Agreement Terms and Gallery Vie
Copies of current agreements and any deeds of variation should be readily available. This is particularly true in respect of calculating total agreement terms. We would also suggest that vendors give consideration to ensuring their agreements are Gallery Vie friendly.
Make sure all are current and reflect authorisation to render the charges that are reflected as income in your P and L. If in doubt get them updated as part of the sale process. If you have the old form 20A and are not updating ensure the forms have assignment authorisations.
Operational Manuals, Newsletters, Marketing Plans, Processes and Compliance
These types of documents fall into the “nice to have” category. Having said that we note that managers who have well documented business practices tend to have more successful businesses and hence attract stronger offers when the time comes to sell.
Having the capacity to show a buyer that all processes and plans are documented gives a level of comfort to both buyers and lenders and, in our experience, drives higher demand for the subject asset.
New buyers are understandably apprehensive so showing them they are taking over a well oiled machine provides a degree of certainty that will often be reflected in a strong price. Likewise, reassuring a buyer that comprehensive training and some degree of short term mentoring will be available are great strategies in attracting interest in your business.
Strong relationships with bodies corporate are seen as a major positive by buyers, their advisors and lenders. If you have evidence that the BC loves you and, more importantly, loves the idea of management rights in their scheme, give some thought to using this information to your advantage. As a minimum, let your agent know.
We go through a detailed process to pre-qualify buyers. This is not a finance pre-approval process (there’s no such thing as a pre-approval and beware anyone who says they have one).
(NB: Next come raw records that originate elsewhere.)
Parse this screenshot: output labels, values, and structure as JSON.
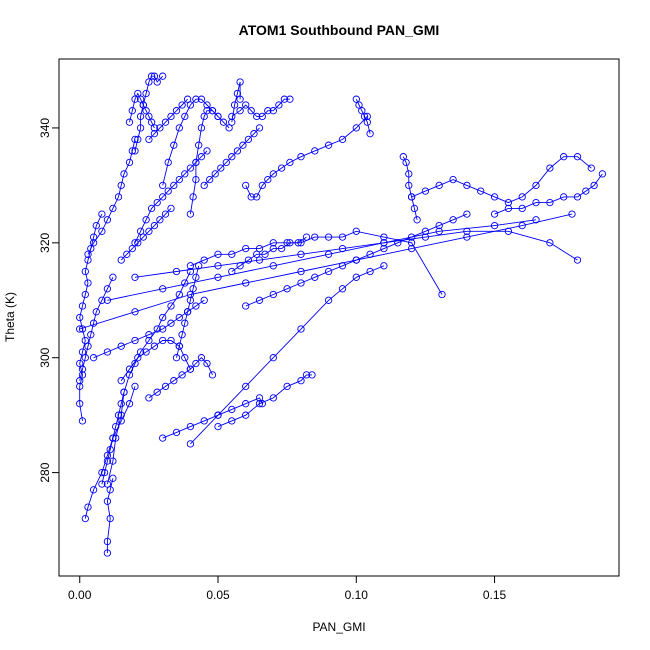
{
  "chart_data": {
    "type": "scatter",
    "title": "ATOM1 Southbound PAN_GMI",
    "xlabel": "PAN_GMI",
    "ylabel": "Theta (K)",
    "xlim": [
      -0.0075,
      0.195
    ],
    "ylim": [
      262,
      352
    ],
    "x_ticks": [
      0.0,
      0.05,
      0.1,
      0.15
    ],
    "x_tick_labels": [
      "0.00",
      "0.05",
      "0.10",
      "0.15"
    ],
    "y_ticks": [
      280,
      300,
      320,
      340
    ],
    "y_tick_labels": [
      "280",
      "300",
      "320",
      "340"
    ],
    "grid": false,
    "legend": "none",
    "marker": "open-circle",
    "connected": true,
    "color": "#0000ff",
    "series": [
      {
        "x": [
          0.01,
          0.01,
          0.011,
          0.01,
          0.011,
          0.012
        ],
        "y": [
          266,
          268,
          272,
          275,
          277,
          279
        ]
      },
      {
        "x": [
          0.002,
          0.003,
          0.005,
          0.008,
          0.01,
          0.012,
          0.015,
          0.018,
          0.02
        ],
        "y": [
          272,
          274,
          277,
          280,
          283,
          286,
          289,
          292,
          295
        ]
      },
      {
        "x": [
          0.01,
          0.012,
          0.013,
          0.015,
          0.016,
          0.018,
          0.02,
          0.022,
          0.025,
          0.028,
          0.03,
          0.033,
          0.036,
          0.038,
          0.04
        ],
        "y": [
          278,
          282,
          286,
          290,
          294,
          297,
          299,
          301,
          303,
          305,
          307,
          309,
          311,
          313,
          315
        ]
      },
      {
        "x": [
          0.001,
          0.0,
          0.0,
          0.001,
          0.0,
          0.001,
          0.002,
          0.001,
          0.0,
          0.001,
          0.002,
          0.003,
          0.002,
          0.003,
          0.004,
          0.005,
          0.006,
          0.008
        ],
        "y": [
          289,
          292,
          295,
          297,
          299,
          301,
          303,
          305,
          307,
          309,
          311,
          313,
          315,
          317,
          319,
          321,
          323,
          325
        ]
      },
      {
        "x": [
          0.003,
          0.005,
          0.008,
          0.01,
          0.012,
          0.014,
          0.015,
          0.016,
          0.018,
          0.019,
          0.02
        ],
        "y": [
          318,
          320,
          322,
          324,
          326,
          328,
          330,
          332,
          334,
          336,
          338
        ]
      },
      {
        "x": [
          0.02,
          0.021,
          0.022,
          0.022,
          0.023,
          0.024,
          0.025,
          0.026,
          0.027,
          0.028,
          0.03
        ],
        "y": [
          336,
          338,
          340,
          342,
          344,
          346,
          348,
          349,
          349,
          348,
          349
        ]
      },
      {
        "x": [
          0.018,
          0.019,
          0.02,
          0.021,
          0.022,
          0.023,
          0.024,
          0.025,
          0.026,
          0.027
        ],
        "y": [
          341,
          343,
          345,
          346,
          345,
          344,
          343,
          342,
          341,
          340
        ]
      },
      {
        "x": [
          0.03,
          0.032,
          0.034,
          0.036,
          0.038,
          0.04,
          0.042,
          0.044,
          0.046,
          0.048,
          0.05,
          0.052,
          0.054
        ],
        "y": [
          330,
          334,
          337,
          340,
          342,
          344,
          345,
          345,
          344,
          343,
          342,
          341,
          340
        ]
      },
      {
        "x": [
          0.04,
          0.041,
          0.042,
          0.042,
          0.043,
          0.044,
          0.045,
          0.046,
          0.048,
          0.05
        ],
        "y": [
          325,
          328,
          331,
          334,
          337,
          340,
          342,
          343,
          343,
          342
        ]
      },
      {
        "x": [
          0.055,
          0.058,
          0.06,
          0.062,
          0.064,
          0.066,
          0.068,
          0.07,
          0.072,
          0.074,
          0.076
        ],
        "y": [
          342,
          343,
          344,
          343,
          342,
          342,
          343,
          343,
          344,
          345,
          345
        ]
      },
      {
        "x": [
          0.055,
          0.056,
          0.057,
          0.058,
          0.058
        ],
        "y": [
          341,
          344,
          346,
          348,
          345
        ]
      },
      {
        "x": [
          0.06,
          0.062,
          0.064,
          0.066,
          0.068,
          0.07,
          0.073,
          0.076,
          0.08,
          0.085,
          0.09,
          0.095,
          0.1,
          0.104
        ],
        "y": [
          330,
          328,
          328,
          330,
          331,
          332,
          333,
          334,
          335,
          336,
          337,
          338,
          340,
          342
        ]
      },
      {
        "x": [
          0.1,
          0.101,
          0.102,
          0.103,
          0.104,
          0.105
        ],
        "y": [
          345,
          344,
          343,
          342,
          341,
          339
        ]
      },
      {
        "x": [
          0.117,
          0.118,
          0.119,
          0.119,
          0.12,
          0.121,
          0.122
        ],
        "y": [
          335,
          334,
          332,
          330,
          328,
          326,
          324
        ]
      },
      {
        "x": [
          0.12,
          0.125,
          0.13,
          0.135,
          0.14,
          0.145,
          0.15,
          0.155,
          0.16,
          0.165,
          0.17,
          0.175,
          0.18,
          0.185
        ],
        "y": [
          328,
          329,
          330,
          331,
          330,
          329,
          328,
          327,
          328,
          330,
          333,
          335,
          335,
          333
        ]
      },
      {
        "x": [
          0.15,
          0.155,
          0.16,
          0.165,
          0.17,
          0.175,
          0.18,
          0.183,
          0.186,
          0.189
        ],
        "y": [
          325,
          326,
          326,
          327,
          327,
          328,
          328,
          329,
          330,
          332
        ]
      },
      {
        "x": [
          0.0,
          0.02,
          0.04,
          0.06,
          0.08,
          0.1,
          0.12,
          0.14,
          0.16,
          0.178
        ],
        "y": [
          305,
          308,
          311,
          313,
          315,
          317,
          319,
          321,
          323,
          325
        ]
      },
      {
        "x": [
          0.01,
          0.03,
          0.05,
          0.07,
          0.09,
          0.11,
          0.13,
          0.15,
          0.165
        ],
        "y": [
          310,
          312,
          314,
          316,
          318,
          320,
          322,
          323,
          324
        ]
      },
      {
        "x": [
          0.02,
          0.035,
          0.05,
          0.065,
          0.08,
          0.095,
          0.11,
          0.125,
          0.14,
          0.155,
          0.17,
          0.18
        ],
        "y": [
          314,
          315,
          316,
          317,
          318,
          319,
          320,
          321,
          322,
          322,
          320,
          317
        ]
      },
      {
        "x": [
          0.04,
          0.045,
          0.05,
          0.055,
          0.06,
          0.065,
          0.07,
          0.075,
          0.08,
          0.085,
          0.09,
          0.095,
          0.1,
          0.11,
          0.12,
          0.131
        ],
        "y": [
          316,
          317,
          318,
          318,
          319,
          319,
          320,
          320,
          320,
          321,
          321,
          321,
          322,
          321,
          320,
          311
        ]
      },
      {
        "x": [
          0.04,
          0.05,
          0.06,
          0.07,
          0.08,
          0.09,
          0.095,
          0.1,
          0.105,
          0.11
        ],
        "y": [
          285,
          290,
          295,
          300,
          305,
          310,
          312,
          314,
          315,
          316
        ]
      },
      {
        "x": [
          0.05,
          0.055,
          0.06,
          0.065,
          0.07,
          0.075,
          0.08,
          0.082,
          0.084
        ],
        "y": [
          288,
          289,
          290,
          292,
          293,
          295,
          296,
          297,
          297
        ]
      },
      {
        "x": [
          0.03,
          0.035,
          0.04,
          0.045,
          0.05,
          0.055,
          0.06,
          0.065,
          0.066
        ],
        "y": [
          286,
          287,
          288,
          289,
          290,
          291,
          292,
          293,
          292
        ]
      },
      {
        "x": [
          0.025,
          0.028,
          0.031,
          0.034,
          0.037,
          0.04,
          0.042,
          0.044,
          0.046,
          0.048
        ],
        "y": [
          293,
          294,
          295,
          296,
          297,
          298,
          299,
          300,
          299,
          297
        ]
      },
      {
        "x": [
          0.005,
          0.01,
          0.015,
          0.02,
          0.025,
          0.03,
          0.033,
          0.036,
          0.039,
          0.042,
          0.045
        ],
        "y": [
          300,
          301,
          302,
          303,
          304,
          305,
          306,
          307,
          308,
          309,
          310
        ]
      },
      {
        "x": [
          0.015,
          0.018,
          0.021,
          0.024,
          0.027,
          0.03,
          0.033,
          0.036,
          0.038,
          0.04
        ],
        "y": [
          296,
          298,
          300,
          301,
          302,
          303,
          303,
          302,
          300,
          298
        ]
      },
      {
        "x": [
          0.02,
          0.022,
          0.024,
          0.026,
          0.028,
          0.03,
          0.032,
          0.034,
          0.036,
          0.038,
          0.04,
          0.042,
          0.044,
          0.046
        ],
        "y": [
          320,
          322,
          324,
          326,
          327,
          328,
          329,
          330,
          331,
          332,
          333,
          334,
          335,
          336
        ]
      },
      {
        "x": [
          0.045,
          0.047,
          0.049,
          0.051,
          0.053,
          0.055,
          0.057,
          0.059,
          0.061,
          0.063,
          0.065
        ],
        "y": [
          330,
          331,
          332,
          333,
          334,
          335,
          336,
          337,
          338,
          339,
          340
        ]
      },
      {
        "x": [
          0.035,
          0.036,
          0.037,
          0.038,
          0.039,
          0.04,
          0.041,
          0.042,
          0.043
        ],
        "y": [
          300,
          302,
          304,
          306,
          308,
          310,
          312,
          314,
          316
        ]
      },
      {
        "x": [
          0.0,
          0.001,
          0.002,
          0.003,
          0.004,
          0.005,
          0.006,
          0.008,
          0.01,
          0.012
        ],
        "y": [
          296,
          298,
          300,
          302,
          304,
          306,
          308,
          310,
          312,
          314
        ]
      },
      {
        "x": [
          0.008,
          0.009,
          0.01,
          0.011,
          0.012,
          0.013,
          0.014,
          0.015,
          0.016
        ],
        "y": [
          278,
          280,
          282,
          284,
          286,
          288,
          290,
          292,
          294
        ]
      },
      {
        "x": [
          0.015,
          0.017,
          0.019,
          0.021,
          0.023,
          0.025,
          0.027,
          0.029,
          0.031,
          0.033
        ],
        "y": [
          317,
          318,
          319,
          320,
          321,
          322,
          323,
          324,
          325,
          326
        ]
      },
      {
        "x": [
          0.055,
          0.058,
          0.061,
          0.064,
          0.067,
          0.07,
          0.073,
          0.076,
          0.079,
          0.082
        ],
        "y": [
          315,
          316,
          317,
          318,
          318,
          319,
          319,
          320,
          320,
          321
        ]
      },
      {
        "x": [
          0.06,
          0.065,
          0.07,
          0.075,
          0.08,
          0.085,
          0.09,
          0.095,
          0.1,
          0.105,
          0.11,
          0.115,
          0.12,
          0.125,
          0.13,
          0.135,
          0.14
        ],
        "y": [
          309,
          310,
          311,
          312,
          313,
          314,
          315,
          316,
          317,
          318,
          319,
          320,
          321,
          322,
          323,
          324,
          325
        ]
      },
      {
        "x": [
          0.025,
          0.027,
          0.029,
          0.031,
          0.033,
          0.035,
          0.037,
          0.039
        ],
        "y": [
          338,
          339,
          340,
          341,
          342,
          343,
          344,
          345
        ]
      }
    ]
  }
}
The pre-qualification process is a detailed analysis of the proposed transaction and in-depth discussions and fact finding with the buyer. The subject transaction is workshopped with lenders and only after we have a high degree of confidence do we confirm pre-qualification. The process is time consuming and requires a well-resourced finance broker team to undertake. It’s also critical that we can appropriately review lender responses to ensure there’s a reasonable chance that the bank will do what they say.
Importantly, pre-qualification is not a simple calculation of equity = maximum purchase price.
A caveat. Bank credit policies change rapidly and buyers don’t always tell us the full story. While we dig deep there’s always a risk of a left field surprise. Ideally, we hold pre-qualifications under a range of bank policies and in need we can shift from one bank to another. Put simply, a pre-qualification is not a guarantee of finance approval, it’s just the closest we can get.
As a vendor we believe you have every right to request formal finance pre-qualification confirmation from prospective buyers. We are happy to assist buyers on a fee free basis.
In closing we think it’s important for vendors to understand that times have changed. The premise that says “I bought this way, I’m selling this way” simply no longer cuts it. The game has moved on and sophisticated vendors continue to achieve strong multiples by moving with it.